First-principles calculations of spin-orbit torques in Mn2Au /heavy-metal bilayers

Abstract

Using the nonequilibrium Green's function technique, we calculate spin-orbit torques in a ${\mathrm{Mn}}_{2}\mathrm{Au}$/heavy-metal bilayer, where the heavy metal (HM) is W or Pt. Spin-orbit coupling (SOC) in the bulk of ${\mathrm{Mn}}_{2}\mathrm{Au}$ generates a strong fieldlike torquance, which is parallel on the two sublattices and scales linearly with the conductivity, and a weaker dampinglike torquance that is antiparallel on the two sublattices. Interfaces with W or Pt generate parallel dampinglike torques of opposite signs that are similar in magnitude to those in ferromagnetic bilayers and similarly insensitive to disorder.
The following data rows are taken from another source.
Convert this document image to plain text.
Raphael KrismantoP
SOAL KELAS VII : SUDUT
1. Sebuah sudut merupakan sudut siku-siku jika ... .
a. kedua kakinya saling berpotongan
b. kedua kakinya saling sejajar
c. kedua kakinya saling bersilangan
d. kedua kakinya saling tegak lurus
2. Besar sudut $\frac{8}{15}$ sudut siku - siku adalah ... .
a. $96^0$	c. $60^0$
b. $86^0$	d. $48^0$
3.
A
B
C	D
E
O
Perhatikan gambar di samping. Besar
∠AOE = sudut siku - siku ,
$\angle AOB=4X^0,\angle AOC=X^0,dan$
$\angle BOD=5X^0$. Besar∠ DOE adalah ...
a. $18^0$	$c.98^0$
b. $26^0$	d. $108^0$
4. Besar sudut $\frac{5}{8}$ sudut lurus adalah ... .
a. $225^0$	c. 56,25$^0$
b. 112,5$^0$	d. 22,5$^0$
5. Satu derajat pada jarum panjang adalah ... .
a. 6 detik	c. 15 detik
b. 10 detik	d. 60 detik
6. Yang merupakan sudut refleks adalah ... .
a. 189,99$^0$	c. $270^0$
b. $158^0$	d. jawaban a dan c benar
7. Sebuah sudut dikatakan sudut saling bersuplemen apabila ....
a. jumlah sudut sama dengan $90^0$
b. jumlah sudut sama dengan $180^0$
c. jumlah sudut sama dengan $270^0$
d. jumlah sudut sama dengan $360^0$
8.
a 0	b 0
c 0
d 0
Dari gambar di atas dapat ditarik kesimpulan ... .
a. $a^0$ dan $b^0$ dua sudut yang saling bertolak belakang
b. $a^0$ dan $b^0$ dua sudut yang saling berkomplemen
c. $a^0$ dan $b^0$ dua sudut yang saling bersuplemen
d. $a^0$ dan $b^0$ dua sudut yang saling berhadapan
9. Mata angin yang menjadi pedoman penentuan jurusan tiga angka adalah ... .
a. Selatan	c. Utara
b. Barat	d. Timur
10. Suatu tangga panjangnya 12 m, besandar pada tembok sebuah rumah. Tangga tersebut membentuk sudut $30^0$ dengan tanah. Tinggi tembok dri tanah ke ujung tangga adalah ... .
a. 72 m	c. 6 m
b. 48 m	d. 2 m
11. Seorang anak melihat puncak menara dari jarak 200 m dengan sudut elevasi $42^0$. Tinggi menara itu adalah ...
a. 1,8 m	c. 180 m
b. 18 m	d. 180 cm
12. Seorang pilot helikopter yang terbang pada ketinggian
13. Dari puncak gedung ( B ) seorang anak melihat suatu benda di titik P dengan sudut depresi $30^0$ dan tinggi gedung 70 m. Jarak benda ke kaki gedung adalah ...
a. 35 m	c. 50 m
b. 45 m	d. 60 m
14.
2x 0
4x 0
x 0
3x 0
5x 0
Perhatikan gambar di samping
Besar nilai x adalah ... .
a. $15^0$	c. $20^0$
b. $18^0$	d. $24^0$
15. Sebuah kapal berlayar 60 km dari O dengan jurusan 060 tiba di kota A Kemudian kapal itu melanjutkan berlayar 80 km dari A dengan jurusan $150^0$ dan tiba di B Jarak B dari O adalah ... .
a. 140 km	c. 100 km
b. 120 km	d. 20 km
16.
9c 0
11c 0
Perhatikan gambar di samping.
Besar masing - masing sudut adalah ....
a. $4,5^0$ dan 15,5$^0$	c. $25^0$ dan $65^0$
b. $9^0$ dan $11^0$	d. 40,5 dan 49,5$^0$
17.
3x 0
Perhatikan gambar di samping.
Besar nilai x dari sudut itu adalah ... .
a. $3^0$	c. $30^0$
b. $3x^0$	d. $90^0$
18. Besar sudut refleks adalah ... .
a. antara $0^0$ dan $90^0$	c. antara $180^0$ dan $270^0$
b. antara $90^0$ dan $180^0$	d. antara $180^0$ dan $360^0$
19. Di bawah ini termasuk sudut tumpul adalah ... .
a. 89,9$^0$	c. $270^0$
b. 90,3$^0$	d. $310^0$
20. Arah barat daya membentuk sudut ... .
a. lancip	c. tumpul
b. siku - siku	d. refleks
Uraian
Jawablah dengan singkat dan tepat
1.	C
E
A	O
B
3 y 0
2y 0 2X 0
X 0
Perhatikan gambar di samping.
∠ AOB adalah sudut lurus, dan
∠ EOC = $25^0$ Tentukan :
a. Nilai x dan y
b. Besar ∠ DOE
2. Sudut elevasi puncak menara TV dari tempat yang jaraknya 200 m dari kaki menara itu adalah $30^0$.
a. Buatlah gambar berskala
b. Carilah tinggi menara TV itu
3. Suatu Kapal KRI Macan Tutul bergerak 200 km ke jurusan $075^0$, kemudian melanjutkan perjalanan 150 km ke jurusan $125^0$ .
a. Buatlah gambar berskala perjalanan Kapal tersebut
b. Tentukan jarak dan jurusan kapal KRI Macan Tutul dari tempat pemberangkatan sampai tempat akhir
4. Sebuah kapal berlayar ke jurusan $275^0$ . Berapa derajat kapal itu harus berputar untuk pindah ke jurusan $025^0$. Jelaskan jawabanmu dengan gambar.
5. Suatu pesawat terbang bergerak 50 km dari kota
The dampinglike torque efficiency depends strongly on the termination of the interface and on the presence of spin-orbit coupling in ${\mathrm{Mn}}_{2}\mathrm{Au}$, suggesting that the dampinglike torque is not due solely to the spin-Hall effect in the HM layer. Interfaces also induce antiparallel fieldlike and dampinglike torques that can penetrate deep into ${\mathrm{Mn}}_{2}\mathrm{Au}$.